好奇心が旺盛なため、人のすぐ近くまで飛んでくる事もあったという話も残っています。

聟島では5月頃に繁殖期を迎え、淡い青緑色に灰褐色〜紫褐色の斑状の模様がある卵を産卵したそうです。

巣は島内にあるクロテツやモクタチバナ、シマシャリンバイ等が茂る林の中で作られ、枯れ葉やタコノキの繊維、ヤギの毛や別種の鳥類の羽毛を材料にしていました。

「ムコジマメグロ」の分布・生息地

小笠原諸島の聟島、媒島、父島に生息していたとされており、名前の元になった聟島では海岸付近にあるシマボウの林や内陸部のオガサワラタコノキの林に生息していたという記録があります。

「ムコジマメグロ」の絶滅した原因

主な絶滅原因はムコジマメグロの生息地に人間が入植し、土地の開発を行った事で繁殖や餌の場所を奪われた事が原因と考えられています。

1828年には父島で標本が採取されましたが、それ以降は1910年11月まで新たな標本が採取される事はありませんでした。

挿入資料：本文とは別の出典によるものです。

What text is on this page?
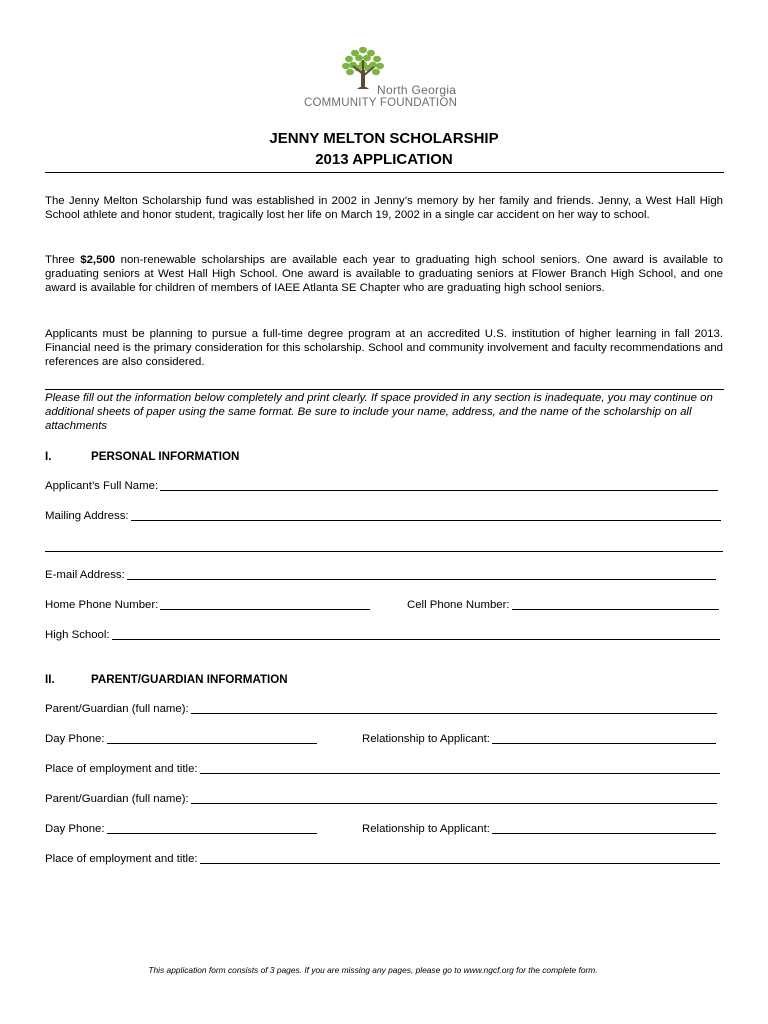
North Georgia
COMMUNITY FOUNDATION
JENNY MELTON SCHOLARSHIP
2013 APPLICATION
The Jenny Melton Scholarship fund was established in 2002 in Jenny’s memory by her family and friends. Jenny, a West Hall High School athlete and honor student, tragically lost her life on March 19, 2002 in a single car accident on her way to school.
Three $2,500 non-renewable scholarships are available each year to graduating high school seniors. One award is available to graduating seniors at West Hall High School. One award is available to graduating seniors at Flower Branch High School, and one award is available for children of members of IAEE Atlanta SE Chapter who are graduating high school seniors.
Applicants must be planning to pursue a full-time degree program at an accredited U.S. institution of higher learning in fall 2013. Financial need is the primary consideration for this scholarship. School and community involvement and faculty recommendations and references are also considered.
Please fill out the information below completely and print clearly. If space provided in any section is inadequate, you may continue on additional sheets of paper using the same format. Be sure to include your name, address, and the name of the scholarship on all attachments
I.	PERSONAL INFORMATION
Applicant’s Full Name:
Mailing Address:
E-mail Address:
Home Phone Number:	Cell Phone Number:
High School:
II.	PARENT/GUARDIAN INFORMATION
Parent/Guardian (full name):
Day Phone:	Relationship to Applicant:
Place of employment and title:
Parent/Guardian (full name):
Day Phone:	Relationship to Applicant:
Place of employment and title:
This application form consists of 3 pages. If you are missing any pages, please go to www.ngcf.org for the complete form.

聟島、媒島では1889年にそれぞれ標本が採取されました。

しかし、媒島は1930年1月に標本採取のために人員が送られましたが、すでにムコジマメグロの姿は無く、絶滅した事を確認しています。

聟島の個体はこの時点ではまだ生息が確認されており、5月には巣や幼鳥も採取され、ムコジマメグロの繁殖を確認したそうです。しかし、それを皮切りに聟島で確認される事はありませんでした。

1941〜1942年には聟島でメグロの姿を見なくなったという記録もあり、ムコジマメグロは絶滅したと考えられるようになりました。

「ムコジマメグロ」の生き残りの可能性

すでに絶滅したと考えられているムコジマメグロですが、戦後、東京都立の大学からやって来た調査隊がその姿を確認しているという記録が残っています。

写真やスケッチ等の詳しい証拠がないため確実にムコジマメグロなのかは不明です。

しかし、確証は無くてもメグロの発見は奇跡なので、もしかしたら島内に残された林の中で細々と暮らしているのかも知れません。

今ではこの貴重な姿は国立科学博物館で見る事ができます。標本ではありますが、その悲しくも可愛らしい姿は人と動物の関わり方を考えさせるキッカケになり得ると思います。